# KG Rohre tauglich für Schwerkraft?



## drzero (22. Apr. 2012)

Hallo Leute,

plane gerade meine Filteranlage. Diese soll aus 2 BA's und einem Skimmer bestehen. Nun bin ich bei der Materialwahl der Verbindungsrohre angelangt. Wollte eigentlich das ganze mit 110er KG Rohre bauen. Nun stell ich mir aber die Frage ob diese tauglich sind für dieses Vorhaben? Grund meiner Bedenken sind evtl. Undichtigkeiten die durch den Druck entstehen können. Die BA's liegen in 2,5m Tiefe. Von dort aus sollen die KG Rohre das Wasser in eine Vorkammer transportieren. Diese Kammer befindet sich auf +0,1m bis -1m Tiefe. Die KG Rohre stehen somit immer voll unter Wasser und auch etwas Druck dürften sie erfahren. 
Sind diese Rohre nun tauglich oder soll ich eher die teueren PVC Rohre nehmen?

Danke im Voraus für eure Tipps bzw. Erfahrungen.

Gruss


----------



## koifischfan (22. Apr. 2012)

*AW: KG Rohre tauglich für Schwerkraft?*

Du kannst problemlos und ohne Bedenken KG oder HT verlegen.
An Stellen, wo eine Verbindung durch Kleben notwendig ist, kommt nur KG in Frage. Weitergehen kannst du dannn wieder mit HT, Je nach Vorliebe. Auch einen Mischverlegung ist möglich.

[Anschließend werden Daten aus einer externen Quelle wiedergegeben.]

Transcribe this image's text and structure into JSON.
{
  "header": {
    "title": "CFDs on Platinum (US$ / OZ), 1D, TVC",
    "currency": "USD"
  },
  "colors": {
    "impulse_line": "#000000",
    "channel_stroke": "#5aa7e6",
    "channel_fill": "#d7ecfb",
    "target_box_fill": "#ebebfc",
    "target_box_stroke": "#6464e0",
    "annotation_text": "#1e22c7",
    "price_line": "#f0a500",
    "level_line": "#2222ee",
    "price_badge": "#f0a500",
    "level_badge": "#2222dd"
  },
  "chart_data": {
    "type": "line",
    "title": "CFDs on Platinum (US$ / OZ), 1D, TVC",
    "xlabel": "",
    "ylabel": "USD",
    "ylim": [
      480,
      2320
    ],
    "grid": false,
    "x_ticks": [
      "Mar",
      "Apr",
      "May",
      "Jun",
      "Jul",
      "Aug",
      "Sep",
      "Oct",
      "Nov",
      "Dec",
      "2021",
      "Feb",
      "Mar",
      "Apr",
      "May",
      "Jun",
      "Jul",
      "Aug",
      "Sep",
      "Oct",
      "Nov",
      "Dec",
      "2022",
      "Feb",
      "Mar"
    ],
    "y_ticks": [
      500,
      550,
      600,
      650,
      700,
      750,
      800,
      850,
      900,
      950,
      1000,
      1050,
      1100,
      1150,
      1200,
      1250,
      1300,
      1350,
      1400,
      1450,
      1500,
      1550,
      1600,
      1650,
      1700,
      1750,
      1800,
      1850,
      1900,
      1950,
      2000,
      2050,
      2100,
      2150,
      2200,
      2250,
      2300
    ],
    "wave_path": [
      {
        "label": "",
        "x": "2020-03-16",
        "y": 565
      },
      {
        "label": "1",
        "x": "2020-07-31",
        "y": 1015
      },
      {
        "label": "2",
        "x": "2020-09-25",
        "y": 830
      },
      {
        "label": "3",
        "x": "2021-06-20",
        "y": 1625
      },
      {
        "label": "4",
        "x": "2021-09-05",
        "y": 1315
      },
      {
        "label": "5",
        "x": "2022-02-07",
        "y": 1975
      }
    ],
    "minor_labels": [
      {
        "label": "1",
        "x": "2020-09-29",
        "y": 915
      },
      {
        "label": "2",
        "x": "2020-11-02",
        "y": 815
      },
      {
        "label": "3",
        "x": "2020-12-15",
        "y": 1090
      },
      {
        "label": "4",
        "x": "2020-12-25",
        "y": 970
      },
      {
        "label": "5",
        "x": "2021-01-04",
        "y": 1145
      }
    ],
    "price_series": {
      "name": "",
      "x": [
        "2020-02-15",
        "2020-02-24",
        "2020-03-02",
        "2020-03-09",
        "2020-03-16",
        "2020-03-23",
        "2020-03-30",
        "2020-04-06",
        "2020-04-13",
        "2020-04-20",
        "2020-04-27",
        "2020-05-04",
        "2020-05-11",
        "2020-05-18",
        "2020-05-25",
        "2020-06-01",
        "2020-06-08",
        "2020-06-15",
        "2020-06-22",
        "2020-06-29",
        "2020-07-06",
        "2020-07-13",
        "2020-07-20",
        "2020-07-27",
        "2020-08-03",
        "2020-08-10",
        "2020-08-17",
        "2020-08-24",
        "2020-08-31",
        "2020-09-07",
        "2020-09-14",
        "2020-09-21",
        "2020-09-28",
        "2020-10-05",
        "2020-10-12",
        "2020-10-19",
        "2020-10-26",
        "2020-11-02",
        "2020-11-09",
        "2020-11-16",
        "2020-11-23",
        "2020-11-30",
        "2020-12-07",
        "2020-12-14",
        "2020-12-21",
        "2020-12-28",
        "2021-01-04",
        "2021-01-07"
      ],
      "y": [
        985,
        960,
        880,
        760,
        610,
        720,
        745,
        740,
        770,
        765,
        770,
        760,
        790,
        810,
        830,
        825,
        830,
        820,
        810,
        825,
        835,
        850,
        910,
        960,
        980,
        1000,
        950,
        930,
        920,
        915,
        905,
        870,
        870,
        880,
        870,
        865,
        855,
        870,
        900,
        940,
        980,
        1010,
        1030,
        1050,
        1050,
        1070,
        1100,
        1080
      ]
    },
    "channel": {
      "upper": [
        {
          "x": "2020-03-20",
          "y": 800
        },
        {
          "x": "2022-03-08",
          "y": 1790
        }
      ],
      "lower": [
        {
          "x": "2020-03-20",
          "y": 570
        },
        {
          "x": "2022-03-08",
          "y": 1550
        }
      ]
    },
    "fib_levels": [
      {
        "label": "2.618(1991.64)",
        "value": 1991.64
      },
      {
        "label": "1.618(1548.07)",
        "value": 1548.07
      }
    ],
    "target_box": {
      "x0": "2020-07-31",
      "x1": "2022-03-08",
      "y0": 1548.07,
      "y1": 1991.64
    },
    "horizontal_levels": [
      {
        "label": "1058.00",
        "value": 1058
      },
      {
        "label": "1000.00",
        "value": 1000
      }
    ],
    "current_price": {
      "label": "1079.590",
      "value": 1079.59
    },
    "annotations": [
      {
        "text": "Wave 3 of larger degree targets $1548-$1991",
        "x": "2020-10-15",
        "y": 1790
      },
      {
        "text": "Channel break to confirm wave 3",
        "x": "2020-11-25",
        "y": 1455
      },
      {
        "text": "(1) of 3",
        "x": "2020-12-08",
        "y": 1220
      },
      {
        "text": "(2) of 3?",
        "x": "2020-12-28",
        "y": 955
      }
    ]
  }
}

Da es KG nur bis Minimum DN 100 gibt, müßtest du bei kleineren Durchmessern auf das graue PVC-Rohr zurückgreifen. Benutzt du übliche HT-Maße, kannst du nach dem Flansch und einem eingeklebten Stück PVC sofort mit billigem HT weitermachen.


----------



## tolldiving (22. Apr. 2012)

*AW: KG Rohre tauglich für Schwerkraft?*

Hi drzero,

HT-Rohre werden bestimmungsgemäß nicht im Erdreich verlegt. Mach das auf gar keinen Fall !!!

Lediglich KG (orange), KG2000 (grün), PVC (grau) und PE (schwarz) sind für diesen Verwendungszweck geeignet.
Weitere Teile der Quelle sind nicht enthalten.